Ma fortunatamente, prima di ammalarmi, ho fatto in tempo ad andare su quella favolosa ruota panoramica, da cui non riesci a distogliere lo sguardo quando passi nelle vicinanze.
Ci sono salita ben due volte: la prima sul tardo pomeriggio, la seconda intorno a mezzogiorno. Di sera c’era una fila chilometrica, ma nonostante la sua lunghezza incredibile, essa era a dir poco veloce, neanche il tempo di fare un passo che si scorreva un altro po’; e più che si andava avanti e più che la mia eccitazione saliva.
Fino a che… ecco il mio turno!
Quando finalmente montai in quella cabina, ebbi una paura mista a euforia pazzesca, iniziai a pensare che le scene dei film in cui le ruote si staccano e cominciano a rotolare e rotolare via, non fossero solo frutto dell’immaginazione, anche se in fondo sapevo che era così!

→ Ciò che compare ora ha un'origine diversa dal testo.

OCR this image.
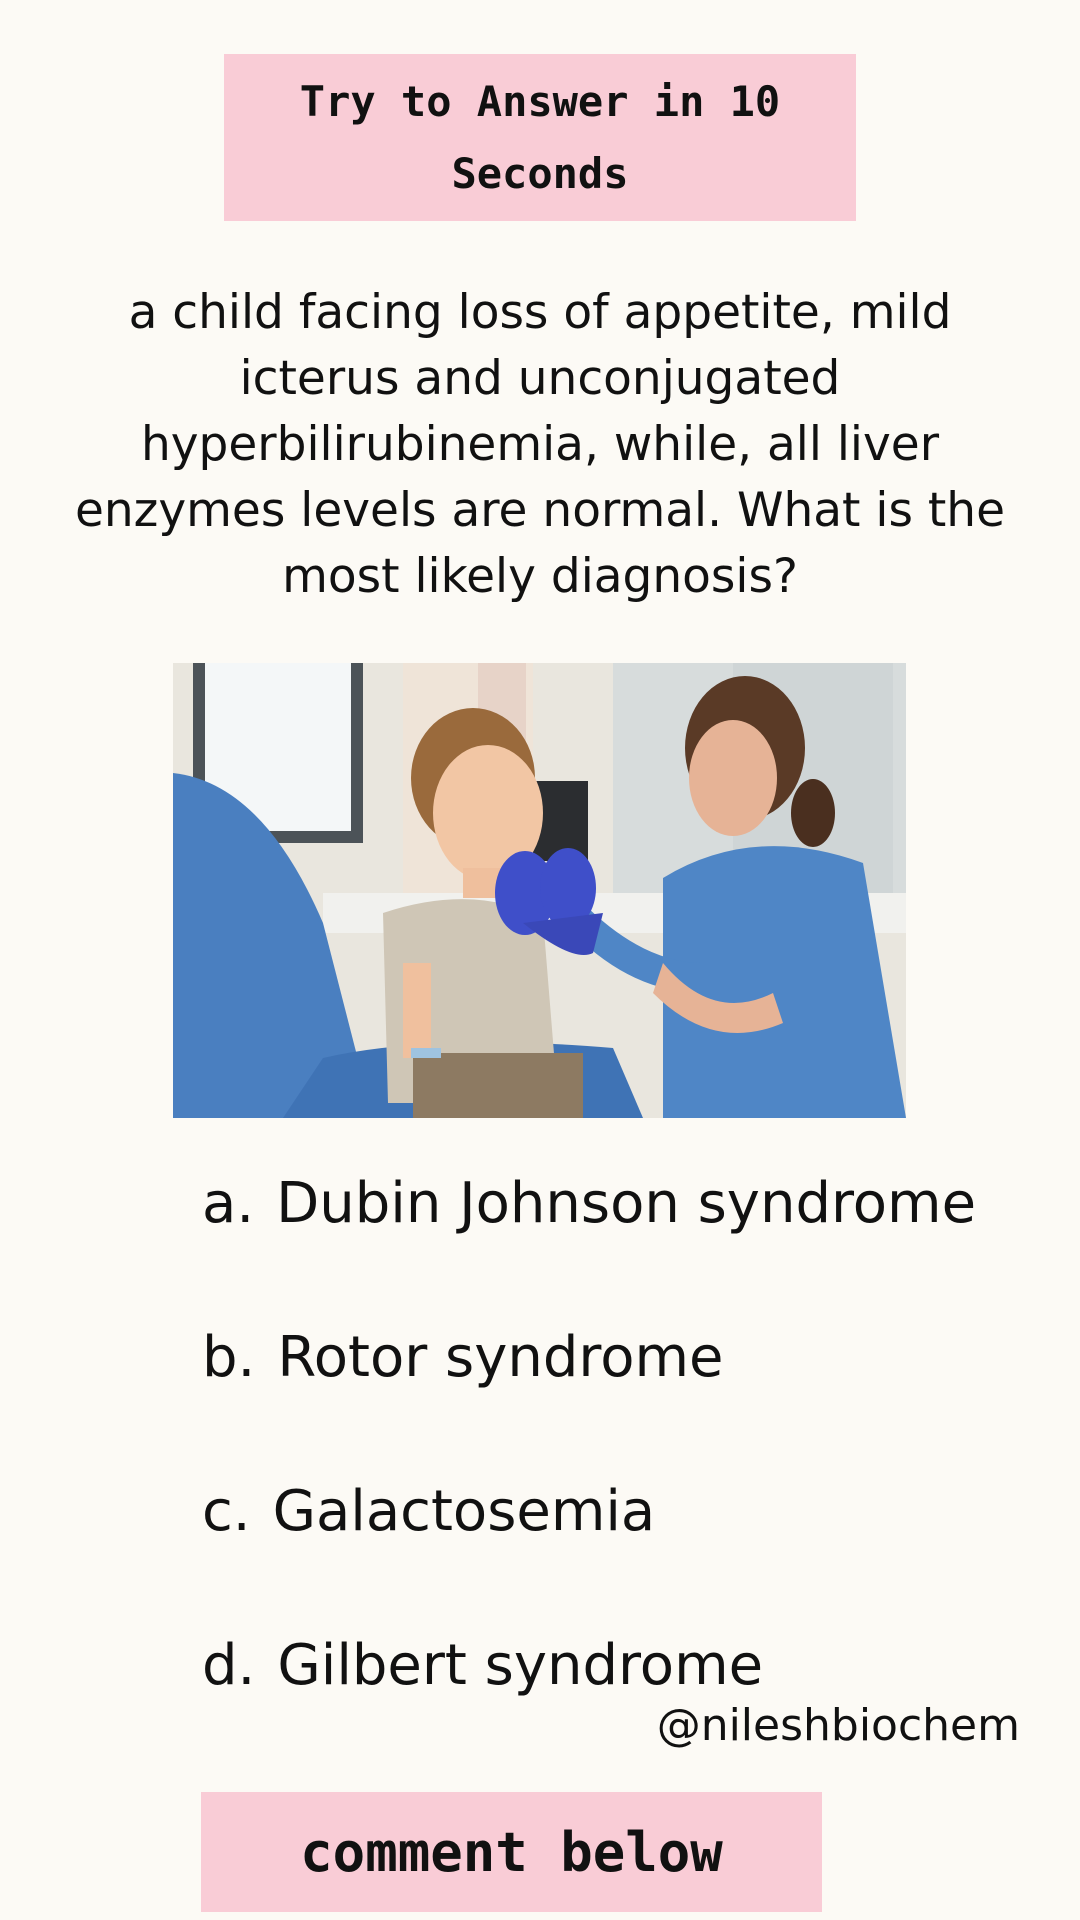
Try to Answer in 10 Seconds
a child facing loss of appetite, mild icterus and unconjugated hyperbilirubinemia, while, all liver enzymes levels are normal. What is the most likely diagnosis?
a. Dubin Johnson syndrome
b. Rotor syndrome
c. Galactosemia
d. Gilbert syndrome
@nileshbiochem
comment below
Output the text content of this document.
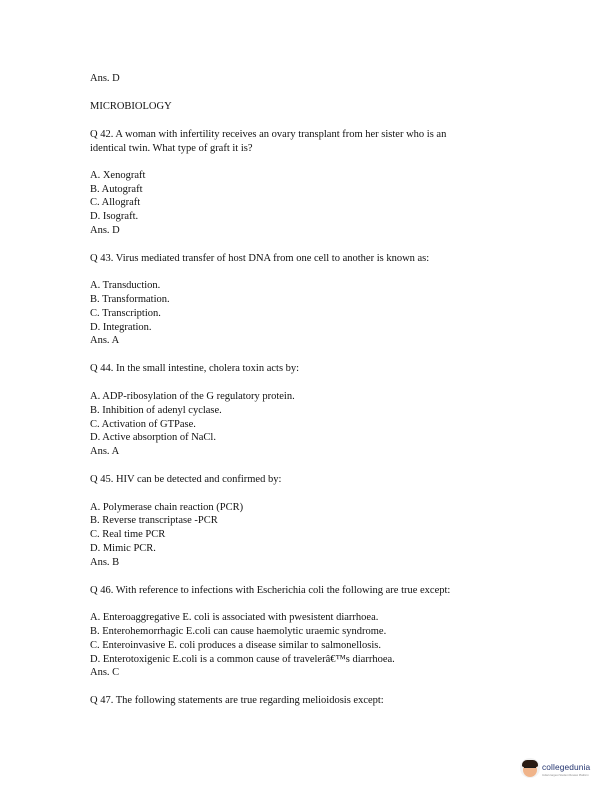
Ans. D
MICROBIOLOGY
Q 42. A woman with infertility receives an ovary transplant from her sister who is an
identical twin. What type of graft it is?
A. Xenograft
B. Autograft
C. Allograft
D. Isograft.
Ans. D
Q 43. Virus mediated transfer of host DNA from one cell to another is known as:
A. Transduction.
B. Transformation.
C. Transcription.
D. Integration.
Ans. A
Q 44. In the small intestine, cholera toxin acts by:
A. ADP-ribosylation of the G regulatory protein.
B. Inhibition of adenyl cyclase.
C. Activation of GTPase.
D. Active absorption of NaCl.
Ans. A
Q 45. HIV can be detected and confirmed by:
A. Polymerase chain reaction (PCR)
B. Reverse transcriptase -PCR
C. Real time PCR
D. Mimic PCR.
Ans. B
Q 46. With reference to infections with Escherichia coli the following are true except:
A. Enteroaggregative E. coli is associated with pwesistent diarrhoea.
B. Enterohemorrhagic E.coli can cause haemolytic uraemic syndrome.
C. Enteroinvasive E. coli produces a disease similar to salmonellosis.
D. Enterotoxigenic E.coli is a common cause of travelerâ€™s diarrhoea.
Ans. C
Q 47. The following statements are true regarding melioidosis except:
collegedunia
India's largest Student Review Platform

Mi feci coraggio ed entrai. Mi sedetti, e la ruota incominciò a girare, ma passato qualche minuto si fermava, e si doveva godere di quel momento per scattare tante, ma tante foto.
Fatti i nostri tre giri arrivò anche il triste momento di scendere, e devo dire che un po’ mi dispiaceva.
Ma ora passiamo alla seconda volta: era mattina e passai davanti alla ruota, così non persi occasione per tornarci sopra.
Notai subito che qualcosa mancava all’appello e ciò che non c’era, era proprio la coda; essa infatti era assente, (un altro punto a favore per salirci). Così, in men che non si dica, mi trovavo già in cima. Anche quel giorno scattai un mucchio di foto e, tra uno scatto e l’altro, notai che eravamo già al terzo giro. Non mi preoccupai anche perché sentii una signora chiedere ad un ragazzo che lavorava lì: “Quanti giri si fanno? “egli le mostrò la mano che indicava il numero tre. Così mi tranquillizzai e capii che dopo quel giro saremmo dovute scendere. Passò un giro, il giro dopo e quello dopo ancora, ma la ruota non si fermava.
Fino a quando, dopo i sei giri più infernali trascorsi a pensare al perché la ruota non si fermasse, ecco che rallentò. E finalmente ecco che dovevamo scendere.
A differenza della volta precedente, quel giorno ero molto, ma molto contenta di aver concluso quegli interminabili e benedetti giri, passati perlopiù ansimante di scendere e riappoggiare i piedi a terra.
E una volta giù non riuscii a togliermi dalla testa questa continua domanda che mi tormentava: ”E se quel signore che si trova all’interno di quella cabina di controllo si fosse addormentato sui comandi e qualcuno l’avesse poi risvegliato?”.
So che questa ipotesi è quasi inverosimile, ma se così fosse ringrazio colui o colei che l’ha svegliato… GRAZIE!